NEITHER THE FAITH AND CREDIT NOR THE TAXING POWER OF THE STATE OR OF ANY
POLITICAL SUBDIVISION THEREOF IS PLEDGED TO THE PAYMENT OF THE PRINCIPAL OF,
OR THE INTEREST ON, THE BONDS. THE STATE IS NOT LIABLE FOR THE BONDS, AND THE
BONDS ARE NOT A DEBT OF THE STATE. RHODE ISLAND HOUSING HAS NO TAXING
POWER.

         The scheduled payment of principal of and interest on the 2007 Series B Bonds when due will be
insured by a financial guaranty insurance policy to be provided by Financial Security Assurance Inc.
(“FSA”) simultaneously with the delivery of the 2007 Series B Bonds. See “MUNICIPAL BOND
INSURANCE AND FSA.” As long as FSA is not in default with respect to its payment obligations
under the related insurance policy, FSA shall be deemed to be the exclusive owner of the 2007 Series B
Bonds for the purpose of all approvals, consents, waivers or the institution of any action and the direction
of all remedies with respect to such 2007 Series B Bonds. FSA shall also have the right to approve the
provider of Cash Equivalents with respect to deposits in the Mortgage Reserve Account and the Capital
Reserve Account, and may limit the investment of funds allocable to the 2007 Series B Bonds to certain
Investment Securities.

        Following is a brief description of Rhode Island Housing and the financing provided by the 2007
Series B Bonds, together with summaries of the terms of the 2007 Series B Bonds, the Resolution and
certain provisions of the Act. Such summaries do not purport to be comprehensive, and all such
summaries and references to the Act and the Resolution are qualified in their entirety by reference to each
such document, copies of which are available from Rhode Island Housing. Certain words and terms used
herein and in the Resolution have the meanings set forth in APPENDIX D attached hereto.
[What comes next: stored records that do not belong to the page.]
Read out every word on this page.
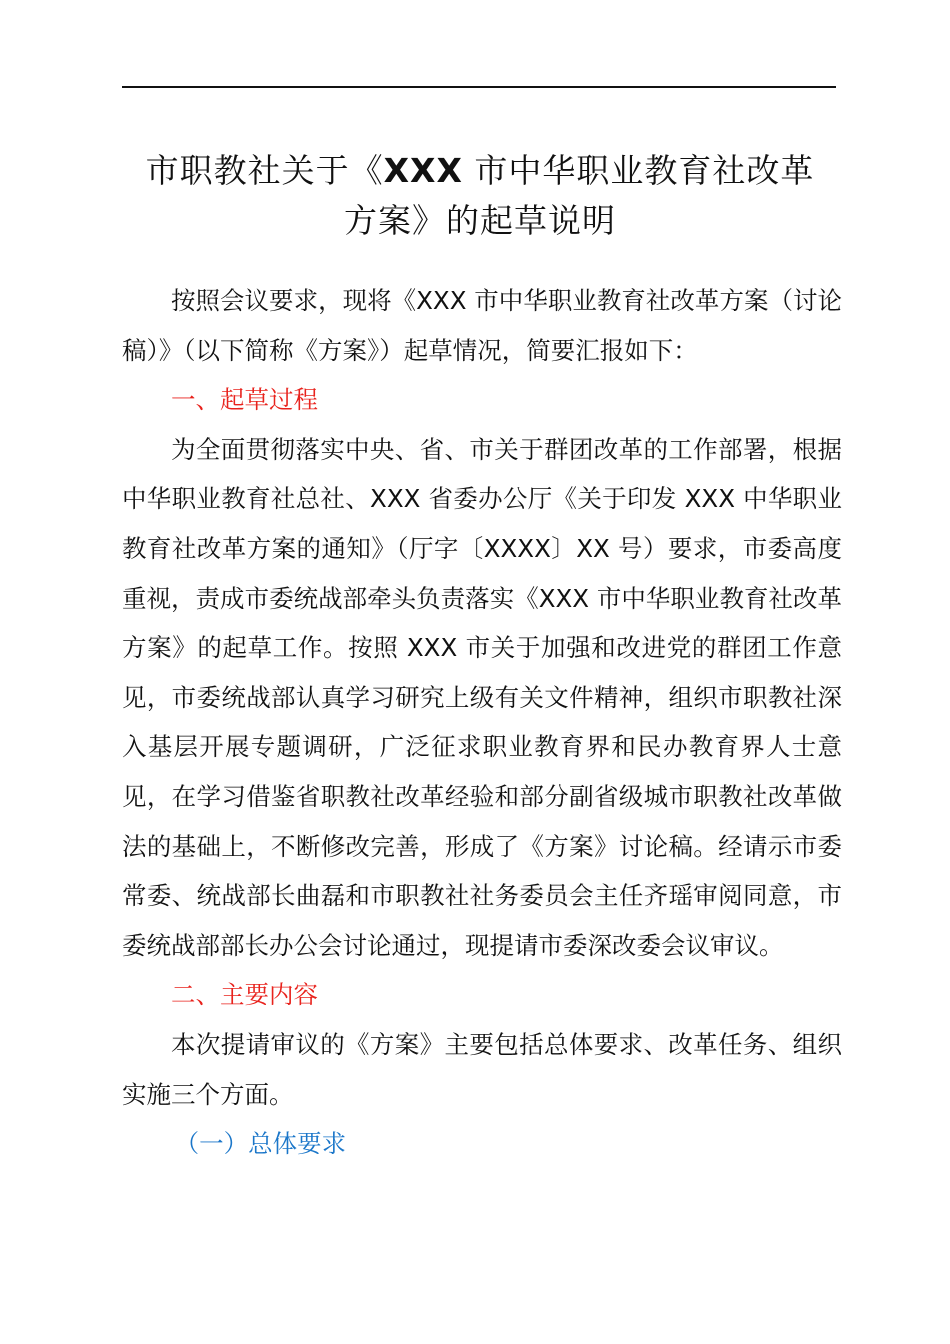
市职教社关于《XXX 市中华职业教育社改革
方案》的起草说明

按照会议要求，现将《XXX 市中华职业教育社改革方案（讨论稿）》（以下简称《方案》）起草情况，简要汇报如下：

一、起草过程

为全面贯彻落实中央、省、市关于群团改革的工作部署，根据中华职业教育社总社、XXX 省委办公厅《关于印发 XXX 中华职业教育社改革方案的通知》（厅字〔XXXX〕XX 号）要求，市委高度重视，责成市委统战部牵头负责落实《XXX 市中华职业教育社改革方案》的起草工作。按照 XXX 市关于加强和改进党的群团工作意见，市委统战部认真学习研究上级有关文件精神，组织市职教社深入基层开展专题调研，广泛征求职业教育界和民办教育界人士意见，在学习借鉴省职教社改革经验和部分副省级城市职教社改革做法的基础上，不断修改完善，形成了《方案》讨论稿。经请示市委常委、统战部长曲磊和市职教社社务委员会主任齐瑶审阅同意，市委统战部部长办公会讨论通过，现提请市委深改委会议审议。

二、主要内容

本次提请审议的《方案》主要包括总体要求、改革任务、组织实施三个方面。

（一）总体要求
                                     RHODE ISLAND HOUSING

General

         Rhode Island Housing was created in 1973 as a public corporation and instrumentality and
agency of the State, but does not constitute a department of State government. Under the Act, the purpose
of Rhode Island Housing is to encourage the investment of private capital and stimulate the construction
and rehabilitation of housing for persons and families of low and moderate income, to provide
construction and mortgage loans, and to make provision for the purchase of mortgage loans and otherwise
as is necessary to accomplish its purposes.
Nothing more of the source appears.